I prefer the centrifugal juicer.
While we're at it, teardown time.
https://www.youtube.com/watch?v=_Cp-BGQfpHQ
https://www.businessinsider.com/what-is-inside-a-juicero-juice-packet-2017-4
@azonenberg @kaye it wasn't though. The pouches it squeezed were already basically cooked or at least pulped. A rolling pin would've done just as good of a job.
And no support for making any custom juicing blends for it to squeeze fruit from. That would've been the cool part, and from what I remember was purposefully insinuated but never actually stated, so when they said it wasn't gonna happen it predictably flopped.
@azonenberg @kaye it was possible to squeeze the proprietary bags by hand without needing to buy a $700 machine to do it. But you needed a proof of purchase of the machine to buy the bags.
The comparison with LLMs is on point.
This video is said to have caused their bankrupcy.
@azonenberg @kaye It wasn't even a juicer, it was an excessively overbuilt juice dispenser.

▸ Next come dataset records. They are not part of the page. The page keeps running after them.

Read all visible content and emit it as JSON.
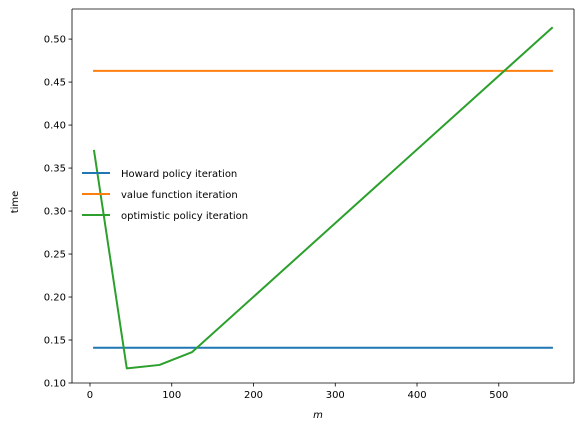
{
  "chart_data": {
    "type": "line",
    "xlabel": "m",
    "ylabel": "time",
    "xlim": [
      -22,
      592
    ],
    "ylim": [
      0.1,
      0.535
    ],
    "xticks": [
      0,
      100,
      200,
      300,
      400,
      500
    ],
    "xtick_labels": [
      "0",
      "100",
      "200",
      "300",
      "400",
      "500"
    ],
    "yticks": [
      0.1,
      0.15,
      0.2,
      0.25,
      0.3,
      0.35,
      0.4,
      0.45,
      0.5
    ],
    "ytick_labels": [
      "0.10",
      "0.15",
      "0.20",
      "0.25",
      "0.30",
      "0.35",
      "0.40",
      "0.45",
      "0.50"
    ],
    "grid": false,
    "legend_position": "center-left",
    "series": [
      {
        "name": "Howard policy iteration",
        "color": "#1f77b4",
        "x": [
          5,
          565
        ],
        "y": [
          0.141,
          0.141
        ]
      },
      {
        "name": "value function iteration",
        "color": "#ff7f0e",
        "x": [
          5,
          565
        ],
        "y": [
          0.463,
          0.463
        ]
      },
      {
        "name": "optimistic policy iteration",
        "color": "#2ca02c",
        "x": [
          5,
          45,
          85,
          125,
          565
        ],
        "y": [
          0.37,
          0.117,
          0.121,
          0.136,
          0.513
        ]
      }
    ]
  }
}
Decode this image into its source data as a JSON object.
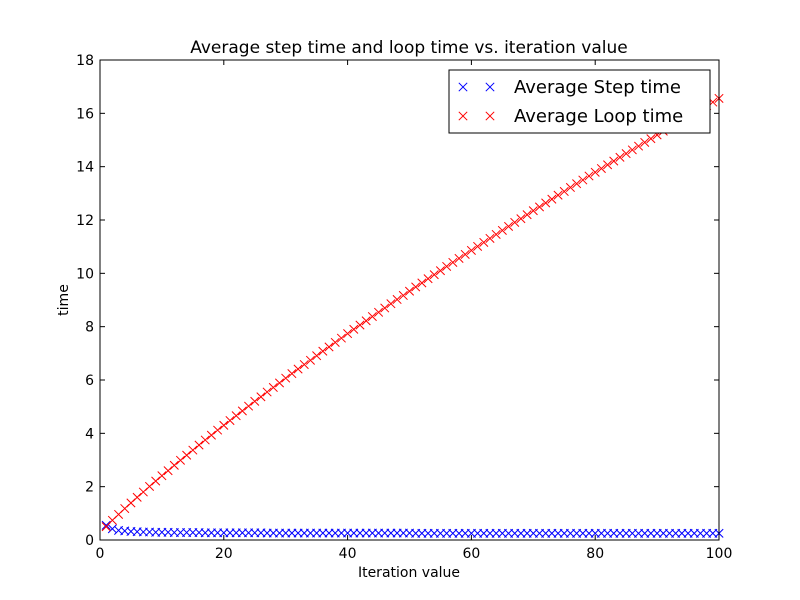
{
  "chart_data": {
    "type": "scatter",
    "title": "Average step time and loop time vs. iteration value",
    "xlabel": "Iteration value",
    "ylabel": "time",
    "xlim": [
      0,
      100
    ],
    "ylim": [
      0,
      18
    ],
    "x_ticks": [
      0,
      20,
      40,
      60,
      80,
      100
    ],
    "y_ticks": [
      0,
      2,
      4,
      6,
      8,
      10,
      12,
      14,
      16,
      18
    ],
    "grid": false,
    "legend_position": "top-right",
    "marker": "x",
    "series": [
      {
        "name": "Average Step time",
        "color": "#0000ff",
        "x_start": 1,
        "x_end": 100,
        "values": [
          0.55,
          0.42,
          0.36,
          0.34,
          0.32,
          0.31,
          0.3,
          0.3,
          0.29,
          0.29,
          0.29,
          0.28,
          0.28,
          0.28,
          0.28,
          0.28,
          0.27,
          0.27,
          0.27,
          0.27,
          0.27,
          0.27,
          0.27,
          0.27,
          0.27,
          0.27,
          0.26,
          0.26,
          0.26,
          0.26,
          0.26,
          0.26,
          0.26,
          0.26,
          0.26,
          0.26,
          0.26,
          0.26,
          0.26,
          0.26,
          0.26,
          0.26,
          0.26,
          0.26,
          0.26,
          0.26,
          0.26,
          0.26,
          0.26,
          0.26,
          0.25,
          0.25,
          0.25,
          0.25,
          0.25,
          0.25,
          0.25,
          0.25,
          0.25,
          0.25,
          0.25,
          0.25,
          0.25,
          0.25,
          0.25,
          0.25,
          0.25,
          0.25,
          0.25,
          0.25,
          0.25,
          0.25,
          0.25,
          0.25,
          0.25,
          0.25,
          0.25,
          0.25,
          0.25,
          0.25,
          0.25,
          0.25,
          0.25,
          0.25,
          0.25,
          0.25,
          0.25,
          0.25,
          0.25,
          0.25,
          0.25,
          0.25,
          0.25,
          0.25,
          0.25,
          0.25,
          0.25,
          0.25,
          0.25,
          0.25
        ]
      },
      {
        "name": "Average Loop time",
        "color": "#ff0000",
        "x_start": 1,
        "x_end": 100,
        "values": [
          0.5,
          0.74,
          0.96,
          1.18,
          1.39,
          1.6,
          1.8,
          2.01,
          2.21,
          2.41,
          2.6,
          2.8,
          2.99,
          3.18,
          3.37,
          3.56,
          3.75,
          3.93,
          4.12,
          4.3,
          4.48,
          4.66,
          4.84,
          5.02,
          5.2,
          5.37,
          5.55,
          5.72,
          5.89,
          6.07,
          6.24,
          6.41,
          6.58,
          6.74,
          6.91,
          7.08,
          7.24,
          7.41,
          7.57,
          7.74,
          7.9,
          8.06,
          8.22,
          8.38,
          8.54,
          8.7,
          8.86,
          9.02,
          9.17,
          9.33,
          9.49,
          9.64,
          9.8,
          9.95,
          10.1,
          10.26,
          10.41,
          10.56,
          10.71,
          10.86,
          11.01,
          11.16,
          11.31,
          11.46,
          11.61,
          11.76,
          11.91,
          12.05,
          12.2,
          12.35,
          12.49,
          12.64,
          12.78,
          12.93,
          13.07,
          13.22,
          13.36,
          13.5,
          13.65,
          13.79,
          13.93,
          14.07,
          14.21,
          14.35,
          14.49,
          14.63,
          14.77,
          14.91,
          15.05,
          15.19,
          15.33,
          15.47,
          15.6,
          15.74,
          15.88,
          16.01,
          16.15,
          16.29,
          16.42,
          16.56
        ]
      }
    ]
  }
}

It collapsed when people found that they could just squeeze the pouches by hand.
As it should. Lord, I hate DRM tech in everything. 
@kaye F the juice, give me COFFEE. Hand-picked, hand dried, transported by mule-cart to the electric railhead, loaded onto ships powered by SAF, delivered to the roaster in electric vehicles, roasted with solar power, fetched by me on my electric bicycle, ground by hand, brewed with water heated by windmill power, in a French press that modulo the screens will basically last several generations. And everybody involved in this whole cycle gets paid a living wage and has universal healthcare.
This is my nirvana, my hill that I will not die on, but live until I am 105, dug into the side of it in a sustainable hobbit-hole covered in solar panels.